However, games were often used as a referential metric for AI’s ability since the first confrontation in Backgammon in 1992. More recently, in 2016, AlphaGo managed to defeat the world champion at Go using deep reinforcement learning and Monte Carlo tree search. The same methods were used after that on other video games such as Minecraft or Starcraft. In contrast with classic board games, modern video games simulate a more complex environment and open the freedom to more complex player behavior creating a true challenge for AI.
One of the most impressive recent experiences was the construction of a Dota 2 AI.
Dota 2’s rules are complex and imply a high level of coordination and strategy to perform at the highest level — the game has been actively developed for over a decade, with game logic implemented in hundreds of thousands of lines of code.
It was not only able to beat the actual world champions but also create new strategies that were either underestimated or not considered by pro players. This was a blatant case where AI discovered and helped humans to better their gaming abilities.
One way to train and coordinate different agents is the Single Play (SP) method. The idea is to train an agent with duplicates of itself and make all the agents work in coordination.
This method has a major drawback which was its fragility to change. When paired with other agents it performs poorly because it focuses on arbitrary policies built with itself.
In order to avoid that, current literature is focused on generalizing agents as much as possible and preventing agents from creating any arbitrary conventions at all.
One of the first attempts to achieve Zero-Shot Coordination is called the Other-Play (OP) by Jakob Foerster. The idea was to train an agent with itself, just like in SP, however, the version of itself used would have gone through symmetric transformations adding more diversity to the encountered scenarios and preventing arbitrary conventions.

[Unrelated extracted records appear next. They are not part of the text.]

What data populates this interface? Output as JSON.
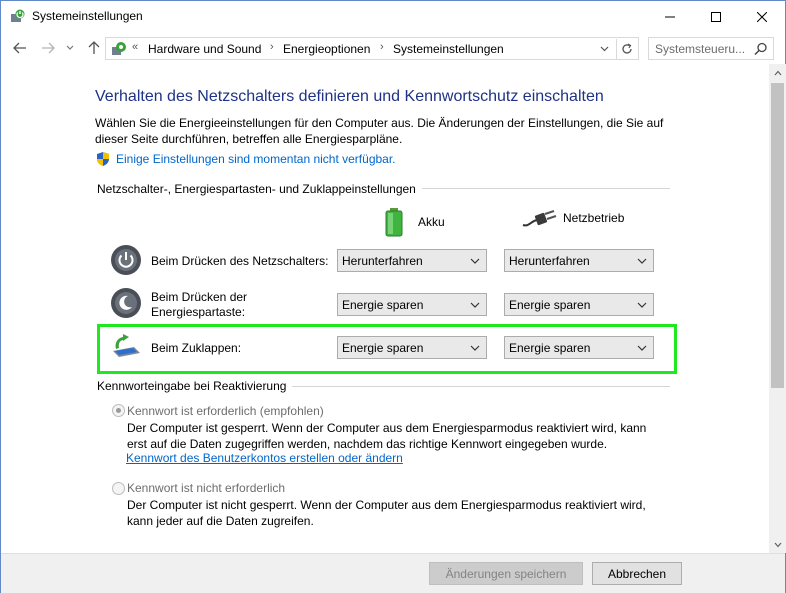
{
  "window": {
    "title": "Systemeinstellungen",
    "icon": "power-options-icon"
  },
  "address": {
    "crumbs": [
      "Hardware und Sound",
      "Energieoptionen",
      "Systemeinstellungen"
    ],
    "search_placeholder": "Systemsteueru..."
  },
  "page": {
    "heading": "Verhalten des Netzschalters definieren und Kennwortschutz einschalten",
    "description": "Wählen Sie die Energieeinstellungen für den Computer aus. Die Änderungen der Einstellungen, die Sie auf dieser Seite durchführen, betreffen alle Energiesparpläne.",
    "change_link": "Einige Einstellungen sind momentan nicht verfügbar."
  },
  "buttons_section": {
    "title": "Netzschalter-, Energiespartasten- und Zuklappeinstellungen",
    "col_battery": "Akku",
    "col_plugged": "Netzbetrieb",
    "rows": [
      {
        "label": "Beim Drücken des Netzschalters:",
        "battery": "Herunterfahren",
        "plugged": "Herunterfahren"
      },
      {
        "label": "Beim Drücken der Energiespartaste:",
        "battery": "Energie sparen",
        "plugged": "Energie sparen"
      },
      {
        "label": "Beim Zuklappen:",
        "battery": "Energie sparen",
        "plugged": "Energie sparen"
      }
    ]
  },
  "password_section": {
    "title": "Kennworteingabe bei Reaktivierung",
    "option_required": "Kennwort ist erforderlich (empfohlen)",
    "option_required_desc": "Der Computer ist gesperrt. Wenn der Computer aus dem Energiesparmodus reaktiviert wird, kann erst auf die Daten zugegriffen werden, nachdem das richtige Kennwort eingegeben wurde.",
    "create_password_link": "Kennwort des Benutzerkontos erstellen oder ändern",
    "option_not_required": "Kennwort ist nicht erforderlich",
    "option_not_required_desc": "Der Computer ist nicht gesperrt. Wenn der Computer aus dem Energiesparmodus reaktiviert wird, kann jeder auf die Daten zugreifen."
  },
  "footer": {
    "save_label": "Änderungen speichern",
    "cancel_label": "Abbrechen"
  },
  "colors": {
    "heading": "#1e3287",
    "link": "#0066cc",
    "highlight": "#1ee81e"
  }
}
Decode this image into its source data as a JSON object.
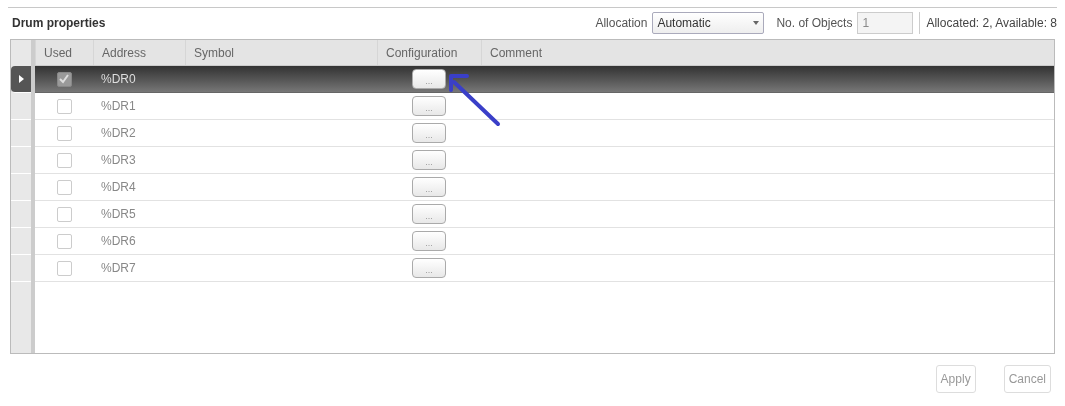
{
  "panel": {
    "title": "Drum properties"
  },
  "toolbar": {
    "allocation_label": "Allocation",
    "allocation_value": "Automatic",
    "objects_label": "No. of Objects",
    "objects_value": "1",
    "objects_disabled": true,
    "status": "Allocated: 2, Available: 8"
  },
  "table": {
    "columns": [
      "Used",
      "Address",
      "Symbol",
      "Configuration",
      "Comment"
    ],
    "rows": [
      {
        "selected": true,
        "checked": true,
        "address": "%DR0",
        "config": "..."
      },
      {
        "selected": false,
        "checked": false,
        "address": "%DR1",
        "config": "..."
      },
      {
        "selected": false,
        "checked": false,
        "address": "%DR2",
        "config": "..."
      },
      {
        "selected": false,
        "checked": false,
        "address": "%DR3",
        "config": "..."
      },
      {
        "selected": false,
        "checked": false,
        "address": "%DR4",
        "config": "..."
      },
      {
        "selected": false,
        "checked": false,
        "address": "%DR5",
        "config": "..."
      },
      {
        "selected": false,
        "checked": false,
        "address": "%DR6",
        "config": "..."
      },
      {
        "selected": false,
        "checked": false,
        "address": "%DR7",
        "config": "..."
      }
    ]
  },
  "buttons": [
    {
      "label": "Apply",
      "disabled": true
    },
    {
      "label": "Cancel",
      "disabled": true
    }
  ]
}
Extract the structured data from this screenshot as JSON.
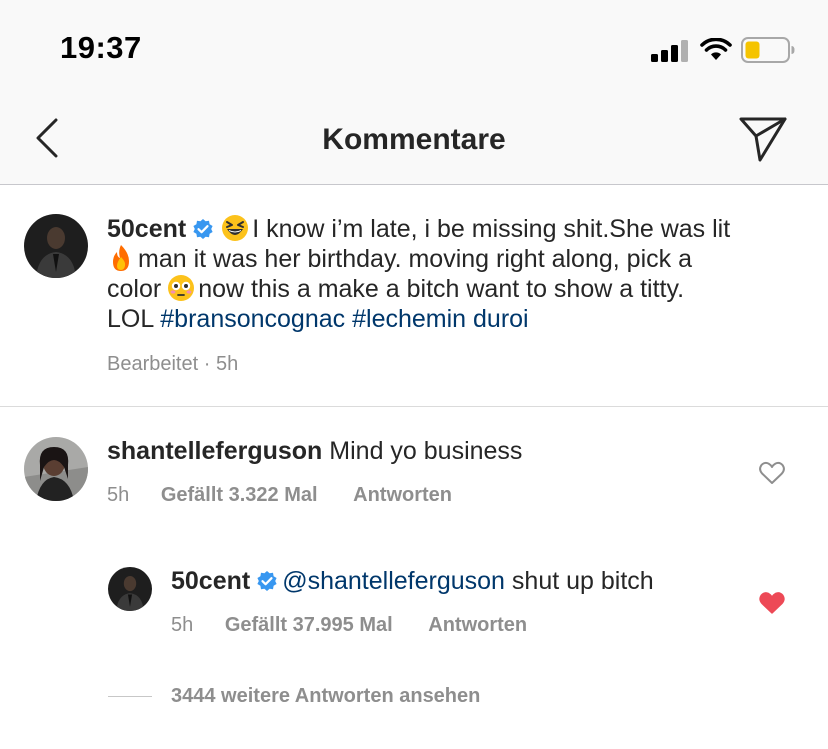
{
  "status_bar": {
    "time": "19:37"
  },
  "header": {
    "title": "Kommentare"
  },
  "caption": {
    "username": "50cent",
    "line1_text": "I know i’m late, i be missing shit.She was lit",
    "line2_text": "man it was her birthday. moving right along, pick a",
    "line3_prefix": "color",
    "line3_text": "now this a make a bitch want to show a titty.",
    "line4_text": "LOL",
    "hashtags": [
      "#bransoncognac",
      "#lechemin duroi"
    ],
    "meta": "Bearbeitet · 5h"
  },
  "comments": [
    {
      "username": "shantelleferguson",
      "text": "Mind yo business",
      "time": "5h",
      "likes": "Gefällt 3.322 Mal",
      "reply_label": "Antworten",
      "liked": false
    }
  ],
  "reply": {
    "username": "50cent",
    "mention": "@shantelleferguson",
    "text": "shut up bitch",
    "time": "5h",
    "likes": "Gefällt 37.995 Mal",
    "reply_label": "Antworten",
    "liked": true
  },
  "view_more_replies": "3444 weitere Antworten ansehen",
  "colors": {
    "link": "#00376b",
    "liked_heart": "#ed4956",
    "verified": "#3897f0",
    "muted": "#8e8e8e"
  },
  "icons": [
    "back-icon",
    "send-icon",
    "verified-icon",
    "heart-icon",
    "heart-filled-icon",
    "grinning-squint-emoji",
    "fire-emoji",
    "flushed-emoji"
  ]
}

In this example each circle represents a lever. It’s a two player game, each player has the same set of levers and the goal is to pick the same lever as the other player without communicating with them. If both players select the same lever they win the number of points written over the lever. Since all 1.0
levers are the same, it would be too risky for both players to select the same 1.0 lever. The optimal strategy would be to pick the 0.9 since it’s not only maximize the number of points but it’s distinguishable from the other and minimize the chance for both players to pick a different lever and lose.
A Single Play training would mean that an agent would play this game with a version of itself. It would mean that at some point the agent could find an arbitrary lever at 1.0 to stay on it since it would be greater than previous random picks at 1.0. From the point of view of the Agent the 1.0 payoff levers have no labels and so are symmetric. Since agents cannot coordinate on how to break symmetries, picking one of the 1.0 levers leads to 0.11 expected return.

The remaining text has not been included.